The Weill Cornell Medicine Lymphoma Program has recently opened a new clinical trial for men and women with B-cell non-Hodgkin lymphoma. The study sponsor is Regeneron Pharmaceuticals, Inc., and the principal investigator at Weill Cornell is Sarah Rutherford, M.D. For more information about the study, please call Rita Gazivoda, RN at 212-746-0702 or e-mail Rita at rig9021@med.cornell.edu.

Key Eligibility

  • Men and women age 18 and older with either B-cell non-Hodgkin lymphoma with active disease that is either refractory to or relapsed after most recent prior therapy for whom no standard of care options exist or documented Hodgkin lymphoma with active disease not responsive to prior therapy or relapsed after prior therapy for whom no standard of care options exist.
  • Detailed eligibility reviewed when you contact the study team.

Study Summary

This clinical trial is for men and women with lymphoma for whom no standard of care options exist. Currently available treatments for lymphoma are effective in some patients, however, other patients experience relapse or refractory disease following treatment. Therefore, there is a need to find more effective treatments when patients fail to respond to existing standard of care options. Patients will be administered REGN2810 intravenously every 2 weeks at a specified dose level. Patients will receive REGN2810 for a minimum of 12 doses (24 weeks) and up to a maximum of 24 doses (48 weeks). Upon completion of treatment, there will be a 24-week follow-up period. Patients will continue on treatment as long as they are responding to therapy and not experiencing unacceptable side effects.

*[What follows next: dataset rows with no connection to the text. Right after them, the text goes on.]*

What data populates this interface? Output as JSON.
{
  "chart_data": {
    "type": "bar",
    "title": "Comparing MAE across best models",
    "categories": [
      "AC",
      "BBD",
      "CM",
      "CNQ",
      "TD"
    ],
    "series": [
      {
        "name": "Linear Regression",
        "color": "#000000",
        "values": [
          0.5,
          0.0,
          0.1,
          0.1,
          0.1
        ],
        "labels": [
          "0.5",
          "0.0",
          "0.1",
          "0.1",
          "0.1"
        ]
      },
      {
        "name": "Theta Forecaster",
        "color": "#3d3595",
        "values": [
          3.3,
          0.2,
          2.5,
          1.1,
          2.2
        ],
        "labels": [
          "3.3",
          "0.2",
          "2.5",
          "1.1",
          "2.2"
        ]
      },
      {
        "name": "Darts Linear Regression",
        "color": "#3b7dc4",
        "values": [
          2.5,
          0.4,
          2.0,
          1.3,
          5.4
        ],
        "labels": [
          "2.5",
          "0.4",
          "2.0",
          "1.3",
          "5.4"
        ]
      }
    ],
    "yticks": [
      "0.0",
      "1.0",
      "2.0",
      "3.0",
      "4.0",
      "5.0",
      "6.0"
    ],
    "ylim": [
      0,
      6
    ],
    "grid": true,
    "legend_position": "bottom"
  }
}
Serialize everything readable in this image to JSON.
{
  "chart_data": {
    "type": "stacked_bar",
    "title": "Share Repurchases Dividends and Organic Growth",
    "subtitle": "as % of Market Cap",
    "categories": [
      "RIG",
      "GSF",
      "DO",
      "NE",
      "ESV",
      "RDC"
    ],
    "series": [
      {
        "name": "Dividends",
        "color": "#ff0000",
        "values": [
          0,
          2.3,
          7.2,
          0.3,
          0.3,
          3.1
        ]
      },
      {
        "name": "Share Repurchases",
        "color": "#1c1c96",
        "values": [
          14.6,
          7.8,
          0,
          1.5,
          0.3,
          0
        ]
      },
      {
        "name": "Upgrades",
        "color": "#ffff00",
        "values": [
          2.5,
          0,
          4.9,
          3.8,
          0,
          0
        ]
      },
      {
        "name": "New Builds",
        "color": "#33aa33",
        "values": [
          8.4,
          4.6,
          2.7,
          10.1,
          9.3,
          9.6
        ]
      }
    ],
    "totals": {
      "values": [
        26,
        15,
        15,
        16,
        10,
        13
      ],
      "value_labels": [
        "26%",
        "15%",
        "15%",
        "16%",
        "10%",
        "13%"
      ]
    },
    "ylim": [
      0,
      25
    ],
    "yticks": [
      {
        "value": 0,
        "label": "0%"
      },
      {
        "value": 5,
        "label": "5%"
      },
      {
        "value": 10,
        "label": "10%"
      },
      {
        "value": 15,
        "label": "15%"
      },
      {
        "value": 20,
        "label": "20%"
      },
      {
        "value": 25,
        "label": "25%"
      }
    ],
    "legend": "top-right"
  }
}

Clinical Trial Participation May Improve Outcomes for Patients with Lymphoma

Picture1By Peter Martin, M.D.

Recently researchers from the Mayo Clinic presented data at the 2016 ASCO annual meeting suggesting that clinical trial participation might be associated with a survival benefit. The researchers used the Mayo Clinic Lymphoma Database to identify patients with relapsed Hodgkin lymphoma (HL), diffuse large B-cell lymphoma (DLBCL), or relapsed mantle cell lymphoma (MCL), and compared the characteristics and outcomes of those enrolled in clinical trials versus those who were eligible, but not enrolled in clinical trials. Between January 2001 and December 2014, 340 patients with DLBCL, 159 with MCL, and 115 patients with HL were identified. Over this same period 47 unique Phase 1-3 trials led to the FDA approval of 17 treatments.

94 of 340 (27%) DLBCL, 63 of 159 (41%) MCL and 66 of 115 (57%) HL patients were enrolled on a clinical trial at some point during therapy, with 38% of patients enrolled in more than 1 study. Researchers found that the median survival of patients treated in a clinical trial was roughly twice as long as patients not treated on a clinical trial in all 3 lymphoma subtypes. There are several possible sources of bias or confounding that might explain the difference, despite the researchers’ efforts to control for these variables. Clearly, more research in this areas is indicated. Nonetheless, the magnitude of benefit was striking and should be reassuring to patients considering clinical trial participation.